DB Pension Freeze Part of Delphi Restructuring

March 31, 2006 (PLANSPONSOR.com) - Auto parts supplier Delphi Corp. announced Friday that it will freeze pension benefits for hourly workers on October 1 and for salaried workers on January 1, 2007 and will replace them with defined contribution plans.

The new programs will have company matches and workers will still have access to any accrued benefits in the existing defined benefit plans, Delphi said in a statement  announcing a broad restructuring plan that included asking a judge to void its labor agreements.
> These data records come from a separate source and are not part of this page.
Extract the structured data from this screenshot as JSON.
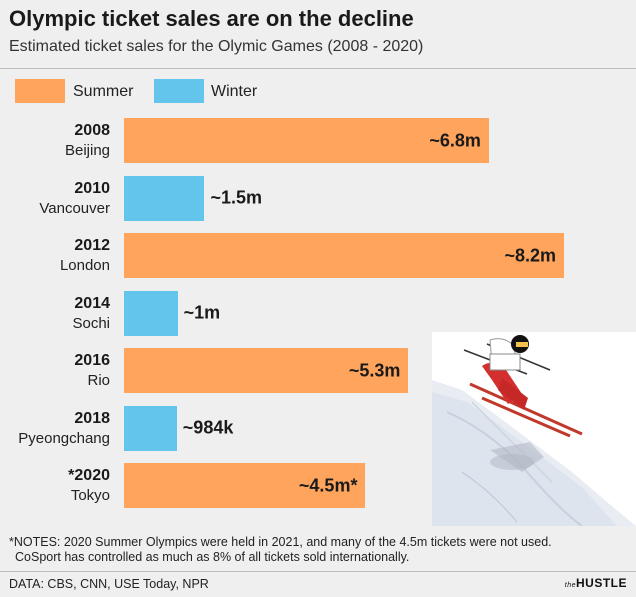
{
  "title": "Olympic ticket sales are on the decline",
  "subtitle": "Estimated ticket sales for the Olymic Games (2008 - 2020)",
  "colors": {
    "summer": "#fea45c",
    "winter": "#63c5ec"
  },
  "legend": [
    {
      "label": "Summer",
      "color": "#fea45c"
    },
    {
      "label": "Winter",
      "color": "#63c5ec"
    }
  ],
  "chart_data": {
    "type": "bar",
    "orientation": "horizontal",
    "title": "Olympic ticket sales are on the decline",
    "subtitle": "Estimated ticket sales for the Olymic Games (2008 - 2020)",
    "units": "millions of tickets",
    "legend_position": "top-left",
    "grid": false,
    "xlim": [
      0,
      8.2
    ],
    "bars": [
      {
        "year": "2008",
        "city": "Beijing",
        "season": "Summer",
        "value": 6.8,
        "label": "~6.8m"
      },
      {
        "year": "2010",
        "city": "Vancouver",
        "season": "Winter",
        "value": 1.5,
        "label": "~1.5m"
      },
      {
        "year": "2012",
        "city": "London",
        "season": "Summer",
        "value": 8.2,
        "label": "~8.2m"
      },
      {
        "year": "2014",
        "city": "Sochi",
        "season": "Winter",
        "value": 1.0,
        "label": "~1m"
      },
      {
        "year": "2016",
        "city": "Rio",
        "season": "Summer",
        "value": 5.3,
        "label": "~5.3m"
      },
      {
        "year": "2018",
        "city": "Pyeongchang",
        "season": "Winter",
        "value": 0.984,
        "label": "~984k"
      },
      {
        "year": "*2020",
        "city": "Tokyo",
        "season": "Summer",
        "value": 4.5,
        "label": "~4.5m*"
      }
    ]
  },
  "notes": [
    "*NOTES: 2020 Summer Olympics were held in 2021, and many of the 4.5m tickets were not used.",
    "CoSport has controlled as much as 8% of all tickets sold internationally."
  ],
  "source": "DATA: CBS, CNN, USE Today, NPR",
  "brand": {
    "prefix": "the",
    "name": "HUSTLE"
  }
}
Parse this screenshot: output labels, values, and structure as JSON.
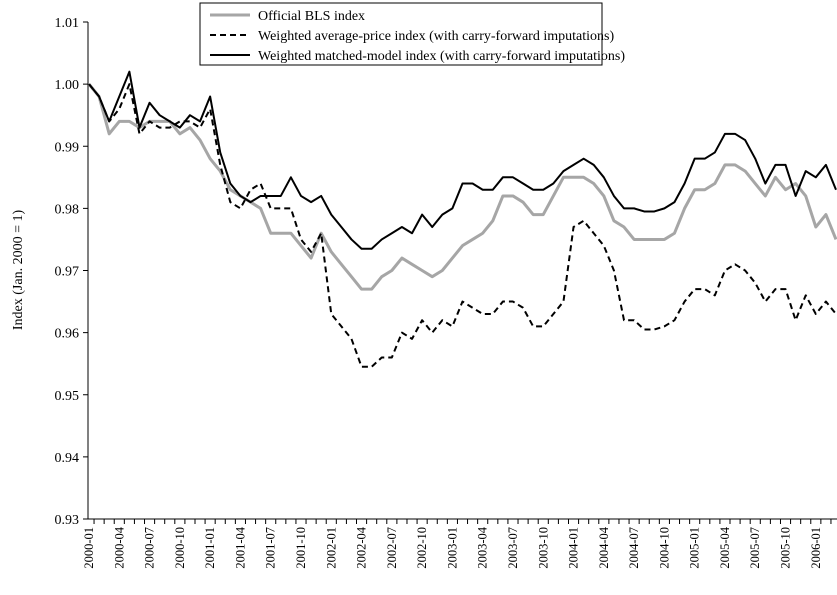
{
  "chart_data": {
    "type": "line",
    "y_label": "Index (Jan. 2000 = 1)",
    "x": [
      "2000-01",
      null,
      null,
      "2000-04",
      null,
      null,
      "2000-07",
      null,
      null,
      "2000-10",
      null,
      null,
      "2001-01",
      null,
      null,
      "2001-04",
      null,
      null,
      "2001-07",
      null,
      null,
      "2001-10",
      null,
      null,
      "2002-01",
      null,
      null,
      "2002-04",
      null,
      null,
      "2002-07",
      null,
      null,
      "2002-10",
      null,
      null,
      "2003-01",
      null,
      null,
      "2003-04",
      null,
      null,
      "2003-07",
      null,
      null,
      "2003-10",
      null,
      null,
      "2004-01",
      null,
      null,
      "2004-04",
      null,
      null,
      "2004-07",
      null,
      null,
      "2004-10",
      null,
      null,
      "2005-01",
      null,
      null,
      "2005-04",
      null,
      null,
      "2005-07",
      null,
      null,
      "2005-10",
      null,
      null,
      "2006-01",
      null,
      null
    ],
    "series": [
      {
        "name": "Official BLS index",
        "color": "#a6a6a6",
        "style": "solid",
        "values": [
          1.0,
          0.998,
          0.992,
          0.994,
          0.994,
          0.993,
          0.994,
          0.994,
          0.994,
          0.992,
          0.993,
          0.991,
          0.988,
          0.986,
          0.983,
          0.982,
          0.981,
          0.98,
          0.976,
          0.976,
          0.976,
          0.974,
          0.972,
          0.976,
          0.973,
          0.971,
          0.969,
          0.967,
          0.967,
          0.969,
          0.97,
          0.972,
          0.971,
          0.97,
          0.969,
          0.97,
          0.972,
          0.974,
          0.975,
          0.976,
          0.978,
          0.982,
          0.982,
          0.981,
          0.979,
          0.979,
          0.982,
          0.985,
          0.985,
          0.985,
          0.984,
          0.982,
          0.978,
          0.977,
          0.975,
          0.975,
          0.975,
          0.975,
          0.976,
          0.98,
          0.983,
          0.983,
          0.984,
          0.987,
          0.987,
          0.986,
          0.984,
          0.982,
          0.985,
          0.983,
          0.984,
          0.982,
          0.977,
          0.979,
          0.975
        ]
      },
      {
        "name": "Weighted average-price index (with carry-forward imputations)",
        "color": "#000000",
        "style": "dashed",
        "values": [
          1.0,
          0.998,
          0.994,
          0.996,
          1.0,
          0.992,
          0.994,
          0.993,
          0.993,
          0.994,
          0.994,
          0.993,
          0.996,
          0.987,
          0.981,
          0.98,
          0.983,
          0.984,
          0.98,
          0.98,
          0.98,
          0.975,
          0.973,
          0.976,
          0.963,
          0.961,
          0.959,
          0.9545,
          0.9545,
          0.956,
          0.956,
          0.96,
          0.959,
          0.962,
          0.96,
          0.962,
          0.961,
          0.965,
          0.964,
          0.963,
          0.963,
          0.965,
          0.965,
          0.964,
          0.961,
          0.961,
          0.963,
          0.965,
          0.977,
          0.978,
          0.976,
          0.974,
          0.97,
          0.962,
          0.962,
          0.9605,
          0.9605,
          0.961,
          0.962,
          0.965,
          0.967,
          0.967,
          0.966,
          0.97,
          0.971,
          0.97,
          0.968,
          0.965,
          0.967,
          0.967,
          0.962,
          0.966,
          0.963,
          0.965,
          0.963
        ]
      },
      {
        "name": "Weighted matched-model index (with carry-forward imputations)",
        "color": "#000000",
        "style": "solid",
        "values": [
          1.0,
          0.998,
          0.994,
          0.998,
          1.002,
          0.993,
          0.997,
          0.995,
          0.994,
          0.993,
          0.995,
          0.994,
          0.998,
          0.989,
          0.984,
          0.982,
          0.981,
          0.982,
          0.982,
          0.982,
          0.985,
          0.982,
          0.981,
          0.982,
          0.979,
          0.977,
          0.975,
          0.9735,
          0.9735,
          0.975,
          0.976,
          0.977,
          0.976,
          0.979,
          0.977,
          0.979,
          0.98,
          0.984,
          0.984,
          0.983,
          0.983,
          0.985,
          0.985,
          0.984,
          0.983,
          0.983,
          0.984,
          0.986,
          0.987,
          0.988,
          0.987,
          0.985,
          0.982,
          0.98,
          0.98,
          0.9795,
          0.9795,
          0.98,
          0.981,
          0.984,
          0.988,
          0.988,
          0.989,
          0.992,
          0.992,
          0.991,
          0.988,
          0.984,
          0.987,
          0.987,
          0.982,
          0.986,
          0.985,
          0.987,
          0.983
        ]
      }
    ],
    "ylim": [
      0.93,
      1.01
    ],
    "yticks": [
      0.93,
      0.94,
      0.95,
      0.96,
      0.97,
      0.98,
      0.99,
      {
        "value": 1,
        "label": "1.00"
      },
      1.01
    ],
    "grid": false,
    "legend": "top"
  }
}
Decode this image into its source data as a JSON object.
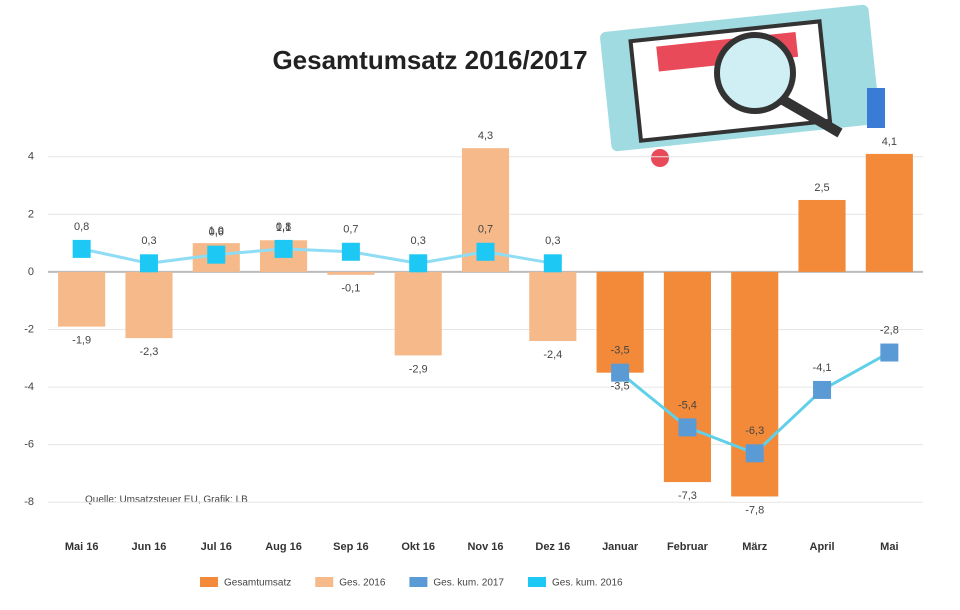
{
  "chart_data": {
    "type": "bar-line",
    "title": "Gesamtumsatz 2016/2017",
    "annotation": "Quelle: Umsatzsteuer EU, Grafik: LB",
    "categories": [
      "Mai 16",
      "Jun 16",
      "Jul 16",
      "Aug 16",
      "Sep 16",
      "Okt 16",
      "Nov 16",
      "Dez 16",
      "Januar",
      "Februar",
      "März",
      "April",
      "Mai"
    ],
    "series": [
      {
        "name": "Gesamtumsatz",
        "kind": "bar",
        "color": "#f28a3a",
        "values": [
          null,
          null,
          null,
          null,
          null,
          null,
          null,
          null,
          -3.5,
          -7.3,
          -7.8,
          2.5,
          4.1
        ],
        "value_labels": [
          null,
          null,
          null,
          null,
          null,
          null,
          null,
          null,
          "-3,5",
          "-7,3",
          "-7,8",
          "2,5",
          "4,1"
        ]
      },
      {
        "name": "Ges. 2016",
        "kind": "bar",
        "color": "#f5b98a",
        "values": [
          -1.9,
          -2.3,
          1.0,
          1.1,
          -0.1,
          -2.9,
          4.3,
          -2.4,
          null,
          null,
          null,
          null,
          null
        ],
        "value_labels": [
          "-1,9",
          "-2,3",
          "1,0",
          "1,1",
          "-0,1",
          "-2,9",
          "4,3",
          "-2,4",
          null,
          null,
          null,
          null,
          null
        ]
      },
      {
        "name": "Ges. kum. 2017",
        "kind": "line",
        "color": "#5b9bd5",
        "line_color": "#5fd0e8",
        "values": [
          null,
          null,
          null,
          null,
          null,
          null,
          null,
          null,
          -3.5,
          -5.4,
          -6.3,
          -4.1,
          -2.8
        ],
        "value_labels": [
          null,
          null,
          null,
          null,
          null,
          null,
          null,
          null,
          "-3,5",
          "-5,4",
          "-6,3",
          "-4,1",
          "-2,8"
        ]
      },
      {
        "name": "Ges. kum. 2016",
        "kind": "line",
        "color": "#1ec8f5",
        "line_color": "#8fdcf5",
        "values": [
          0.8,
          0.3,
          0.6,
          0.8,
          0.7,
          0.3,
          0.7,
          0.3,
          null,
          null,
          null,
          null,
          null
        ],
        "value_labels": [
          "0,8",
          "0,3",
          "0,6",
          "0,8",
          "0,7",
          "0,3",
          "0,7",
          "0,3",
          null,
          null,
          null,
          null,
          null
        ]
      }
    ],
    "ylim": [
      -9,
      5
    ],
    "yticks": [
      -8,
      -6,
      -4,
      -2,
      0,
      2,
      4
    ],
    "grid": true
  }
}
Delphi officials also said that keeping the existing defined benefit plan assets whole will require an agreement with regulators including the Pension Benefit Guaranty Corporation (PBGC), the Internal Revenue Service and the Department of Labor (DoL) to give Delphi more time when it emerges from bankruptcy protection to make the required pension contributions. It may take as long as six years after emerging from bankruptcy to have the plan fully funded, the company admitted in Friday’s statement.

The cost-cutting plan outlined Friday would cut 8,500 salaried jobs and shut a third of its plants worldwide, according to an Associated Press news report.

Not surprisingly, the United Auto Workers (UAW) warned “it will be impossible to avoid a long strike” if a bankruptcy judge agrees to void the contracts and Delphi imposes its most recent wage proposal. A strike could put General Motors Corp., Delphi’s former parent and largest customer, perilously close to bankruptcy and hurt other automakers and smaller suppliers as well, according to the news report.

“We disagree with Delphi’s approach, but we anticipated that this step might be taken,” Rick Wagoner, GM’s chairman and chief executive officer, said in a statement. “GM expects Delphi to honor its public commitments to avoid any disruption to GM operations.”

“We are clearly focused on Delphi’s future,” Delphi Chairman and CEO Robert Miller said in a statement. “Emergence from the Chapter 11 process in the US requires that we make difficult, yet necessary, decisions.”

Troy-based Delphi filed for bankruptcy in October and intends to emerge from bankruptcy during the first half of 2007. To meet that goal, it plans to exit certain product lines and sell or close non-core plants by 2008, including 21 of its 29 US plants. Delphi’s motion to void its labor contracts was widely expected; the company had delayed similar motions three times before.

Bankruptcy Judge Robert Drain has scheduled a hearing on Delphi’s request for May 9-10 and will not decide whether to void Delphi’s contracts until after that hearing. If Drain allows Delphi to void its contracts, Delphi would still have to take the step of throwing them out before the unions could strike, although the company already faces the threat of unauthorized strikes and worker slowdowns, the news report said.